You can get things in the grocery store in France that you can’t get in Germany. Or in Canada for that matter. Like horse.
It has been one of those things I have wanted to try for years, but just hadn’t had the opportunity. You can buy horse meat in Canada, but only certain places. Used to be only in Quebec, but I think it is allowed in other places now.
Even in Quebec there were restrictions on the sale of the meat. It couldn’t be sold in any place that also sold beef. Supposedly the two meats taste alike, and in the past unscrupulous retailers have sold cheaper horse meat as more expensive beef.

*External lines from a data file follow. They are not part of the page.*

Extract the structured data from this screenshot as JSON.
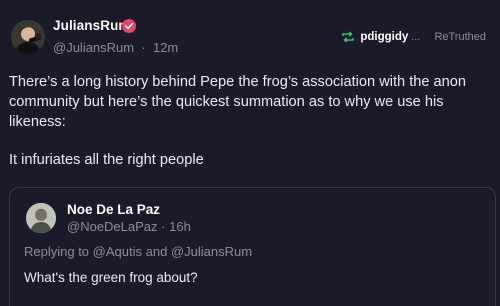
{
  "post": {
    "author_name": "JuliansRum",
    "author_handle": "@JuliansRum",
    "separator": "·",
    "time": "12m",
    "retweeted_by": "pdiggidy",
    "retweeted_by_suffix": "...",
    "retweet_label": "ReTruthed",
    "body": "There’s a long history behind Pepe the frog’s association with the anon community but here’s the quickest summation as to why we use his likeness:",
    "body2": "It infuriates all the right people",
    "accent_color": "#2ec07a",
    "verified_color": "#e8436a"
  },
  "quote": {
    "author_name": "Noe De La Paz",
    "author_handle": "@NoeDeLaPaz",
    "separator": "·",
    "time": "16h",
    "reply_prefix": "Replying to",
    "reply_user1": "@Aqutis",
    "reply_and": "and",
    "reply_user2": "@JuliansRum",
    "body": "What's the green frog about?"
  }
}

Many years ago I did have the chance to sample zebra, so long ago that I don’t really remember much about the taste. I seem to recall it was beef-like, but rather gamy.
Naturally when I saw horse meat at Carrefour (the French equivalent of Wal Mart) I knew I had to try it. So I picked up a small steak to share with my wife. It wasn’t really cheaper than beef, but I figured it would be interesting to see how it tasted.
So I can now report: horse tastes just like beef.
I’m not the first in my family to eat a horse steak, just the first to do so voluntarily. My grandfather ate horse in 1918. He didn’t want to, but it was eat horse or starve.
He was serving with the Canadian army, a sergeant in a horse-drawn artillery unit that was part of an expedition to put the Tsar back on the Russian throne. Not Canada’s finest hour militarily. The winter was brutal, the military effort a disaster, and they ran out of food. They ate their horses.
At least that is how I remember my mother telling the tale when I was younger. I was 10 when my grandfather died. I don’t remember him talking about the war. I don’t remember any of that generation talking about their experiences – but maybe they just thought I was too young.
What I did learn this week though is that eating their horses, while an admission of defeat for an artillery unit, really wasn’t a hardship. Horse is pretty tasty.